Backed by Kairos Capital, Wellful owns household brands including Jenny Craig and Nutrisystem. The company is facing weaker performance as well as upcoming maturities, including a $75m revolver due April 2026 and a $558m first lien term loan due April 2027.
Quotes on the first lien loan have been lingering in the low 60s, compared to nearly 89 at the start of 2024. The company also has a $10m incremental senior secured first lien term loan due April 2027 and $27m incremental senior secured first lien term loan due April 2028.
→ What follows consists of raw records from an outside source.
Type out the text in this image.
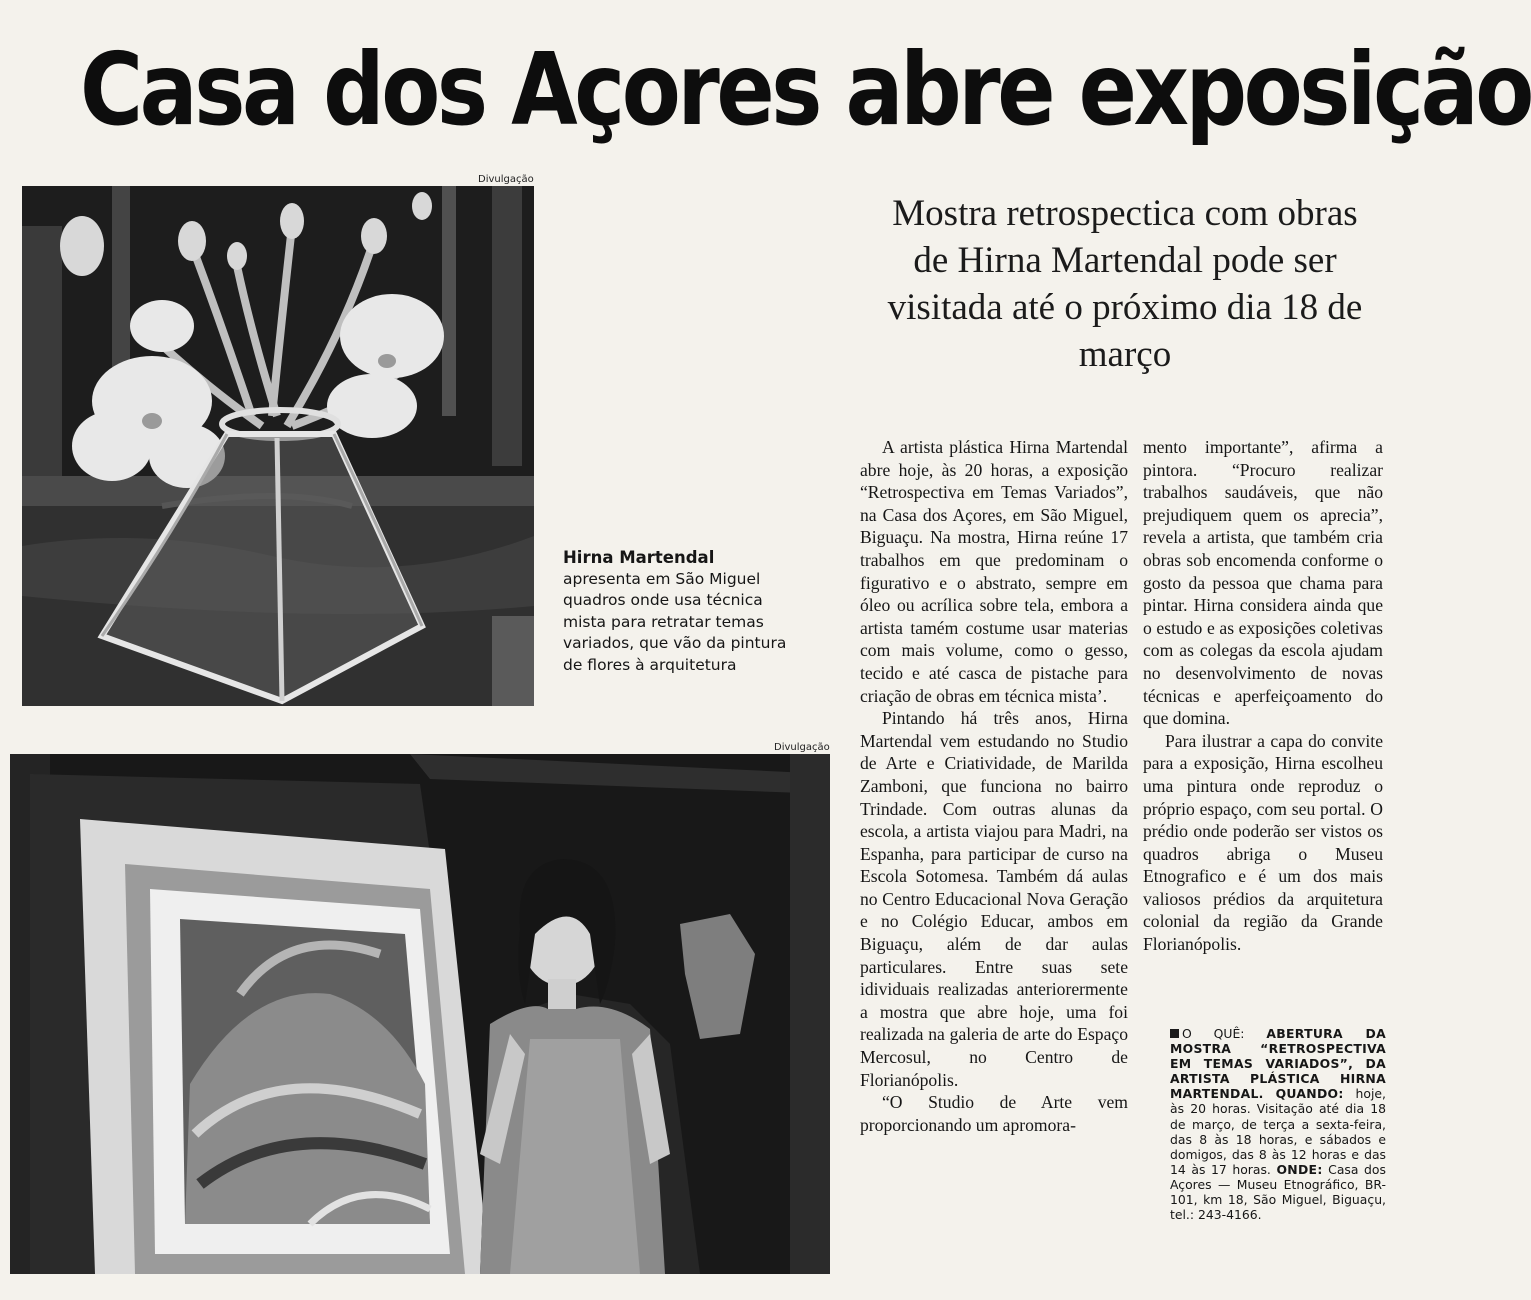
Casa dos Açores abre exposição
Divulgação
Mostra retrospectica com obras de Hirna Martendal pode ser visitada até o próximo dia 18 de março
Hirna Martendal
apresenta em São Miguel quadros onde usa técnica mista para retratar temas variados, que vão da pintura de flores à arquitetura
Divulgação

A artista plástica Hirna Martendal abre hoje, às 20 horas, a exposição “Retrospectiva em Temas Variados”, na Casa dos Açores, em São Miguel, Biguaçu. Na mostra, Hirna reúne 17 trabalhos em que predominam o figurativo e o abstrato, sempre em óleo ou acrílica sobre tela, embora a artista tamém costume usar materias com mais volume, como o gesso, tecido e até casca de pistache para criação de obras em técnica mista’.

Pintando há três anos, Hirna Martendal vem estudando no Studio de Arte e Criatividade, de Marilda Zamboni, que funciona no bairro Trindade. Com outras alunas da escola, a artista viajou para Madri, na Espanha, para participar de curso na Escola Sotomesa. Também dá aulas no Centro Educacional Nova Geração e no Colégio Educar, ambos em Biguaçu, além de dar aulas particulares. Entre suas sete idividuais realizadas anteriorermente a mostra que abre hoje, uma foi realizada na galeria de arte do Espaço Mercosul, no Centro de Florianópolis.

“O Studio de Arte vem proporcionando um apromora-

mento importante”, afirma a pintora. “Procuro realizar trabalhos saudáveis, que não prejudiquem quem os aprecia”, revela a artista, que também cria obras sob encomenda conforme o gosto da pessoa que chama para pintar. Hirna considera ainda que o estudo e as exposições coletivas com as colegas da escola ajudam no desenvolvimento de novas técnicas e aperfeiçoamento do que domina.

Para ilustrar a capa do convite para a exposição, Hirna escolheu uma pintura onde reproduz o próprio espaço, com seu portal. O prédio onde poderão ser vistos os quadros abriga o Museu Etnografico e é um dos mais valiosos prédios da arquitetura colonial da região da Grande Florianópolis.

O QUÊ: ABERTURA DA MOSTRA “RETROSPECTIVA EM TEMAS VARIADOS”, DA ARTISTA PLÁSTICA HIRNA MARTENDAL. QUANDO: hoje, às 20 horas. Visitação até dia 18 de março, de terça a sexta-feira, das 8 às 18 horas, e sábados e domigos, das 8 às 12 horas e das 14 às 17 horas. ONDE: Casa dos Açores — Museu Etnográfico, BR-101, km 18, São Miguel, Biguaçu, tel.: 243-4166.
In December, Wellful agreed to convert cash interest on its second lien loan to be paid-in-kind, according to Moody's note. The company also opted to PIK the interest that was due at the end of December 2023 and converted $27m of its second lien loan principal to a first lien loan that will PIK, the rating agency said.
Wellful is struggling with weak liquidity and earnings deterioration, due to recruitment challenges and a more cost-conscious customer base amid inflationary pressures, Moody’s said. The company's leverage will likely reach 7.1x in 2023 and stay in the mid-to-high 6x range in 2024, according to Moody’s.
The switch to PIK will result in roughly $27m of cash interest saved over six quarters, which will help bolster its liquidity to reinvest in marketing, including former Jenny Craig customers, Moody’s said.
Wellful acquired the Jenny Craig brand in July 2023, shortly after the Jenny Craig company filed for Chapter 7 bankruptcy.
Representatives at Wellful, Kairos, Houlihan Lokey and Gibson Dunn didn’t respond to requests for comment.